L’ancien dictateur guinéen Moussa Dadis Camara a été repris et reconduit en prison samedi après en avoir été sorti le matin par un commando dont le raid a réveillé Conakry au son des armes automatiques et fait craindre un nouveau putsch, ont indiqué l’armée et ses avocats.
« Le capitaine Moussa Dadis Camara a été retrouvé sain et sauf et reconduit en prison », a dit à l’AFP le directeur de l’information des armées (Dirpa) Ansoumane Toumany Camara, sans préciser les circonstances de la capture.
Celui qui a dirigé abruptement la Guinée entre 2008 et 2009 a été extrait avant l’aube de la prison du centre de Conakry par des hommes lourdement armés en même temps que deux ou trois (selon les sources) autres anciens responsables actuellement jugés comme lui pour un massacre perpétré en 2009 sous sa présidence.
Un seul d’entre eux, le colonel Claude Pivi, reste à présent « activement recherché », après le retour derrière les barreaux du capitaine Dadis Camara et, avant lui, du colonel Moussa Tiegboro Camara, secrétaire d’État chargé de la lutte contre la drogue et le crime organisé sous sa présidence, a dit le directeur de la Dirpa. Mais « il n’a aucune chance de quitter le pays puisque Conakry est quadrillée », a-il ajouté.

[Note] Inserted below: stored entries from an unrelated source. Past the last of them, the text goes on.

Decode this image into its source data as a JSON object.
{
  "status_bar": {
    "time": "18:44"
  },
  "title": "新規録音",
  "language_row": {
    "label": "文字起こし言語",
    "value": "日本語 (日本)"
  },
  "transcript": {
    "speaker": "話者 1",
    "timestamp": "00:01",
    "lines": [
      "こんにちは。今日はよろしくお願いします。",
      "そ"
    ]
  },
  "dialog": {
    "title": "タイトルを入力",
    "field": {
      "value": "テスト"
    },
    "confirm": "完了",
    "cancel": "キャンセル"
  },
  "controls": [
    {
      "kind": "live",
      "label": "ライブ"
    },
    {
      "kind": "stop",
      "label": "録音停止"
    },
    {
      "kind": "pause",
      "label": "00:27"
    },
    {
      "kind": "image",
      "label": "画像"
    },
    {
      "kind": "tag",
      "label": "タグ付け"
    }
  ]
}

Les échanges nourris de coup de feu qui ont tiré Conakry du sommeil ont fait penser à une tentative de coup de force contre la junte en place.
L’armée a affirmé « son engagement indéfectible » aux côtés de la junte, et appelé la population au calme. L’état-major a assuré dans un message diffusé en boucle sur la télévision d’Etat que la situation avait été « rapidement maîtrisée et ramenée à la normale ».
« Il était environ 5H00 du matin. Des hommes lourdement armés ont fait irruption à la maison centrale de Conakry », a dit le ministre de la Justice Alphonse Charles Wright. « Ils ont réussi à partir avec quatre accusés dans le procès des évènements du 28-Septembre (2009), notamment le capitaine Moussa Dadis Camara », a-t-il dit.
L’un des avocats du capitaine Dadis Camara, Jocamey Haba, a dit continuer à « penser qu’il a été enlevé ». « Il a confiance en la justice de son pays, c’est pourquoi il ne va jamais tenter de s’évader », a-t-il ajouté.
Un autre de ses conseils, Me Pépé Antoine Lamah, a assuré qu’il avait réussi à échapper à ses « ravisseurs », et avait appelé ses avocats qui sont allés le chercher et ont alerté les autorités.
L’opération du commando a secoué Kaloum, quartier de la présidence, des institutions, des affaires et d’un certain nombre d’ambassades, mais aussi de la prison centrale.
« Il y a des tirs d’armes automatiques et de guerre » à Kaloum, disait aux premières heures du jour un habitant du secteur sous le couvert de l’anonymat pour sa sécurité.
« Le centre-ville est bloqué depuis l’aube, pas d’entrée ni de sortie », a déclaré un commerçant, faisant état du déploiement de blindés.
– La « boussole » de la justice –
Cet accès de fièvre a immédiatement réveillé le souvenir du putsch, mené à peu près à la même heure, du 5 septembre 2021 quand le colonel Mamady Doumbouya avait pris d’assaut le palais présidentiel avec ses hommes et renversé le président civil Alpha Condé par les armes.
Le colonel Doumbouya a promis de refonder l’Etat et de faire de la justice la « boussole » de son action. Il a poussé à la tenue du procès du massacre de 2009, attendu depuis des années par les victimes.
La Guinée, pays à l’histoire politique tourmentée depuis l’indépendance vis-à-vis de la France, vient ainsi d’entrer dans la deuxième année de ce procès historique.
Moussa Dadis Camara et dix responsables militaires et gouvernementaux répondent d’une litanie de meurtres, actes de torture, viols et autres enlèvements commis le 28 septembre 2009 par les forces de sécurité au stade du 28-Septembre dans la banlieue de Conakry, où s’étaient réunis des dizaines de milliers de sympathisants de l’opposition, et aux alentours.
Au moins 156 personnes y ont été tuées et des centaines blessées, et au moins 109 femmes violées, selon le rapport d’une commission d’enquête mandatée par l’ONU.
Après le putsch de 2021, le colonel Doumbouya s’est fait investir président et s’est engagé sous la pression internationale à remettre le pouvoir à des civils élus dans un délai de deux ans à partir de janvier 2023. L’opposition l’accuse de dérive autoritaire et parle de « dictature naissante ».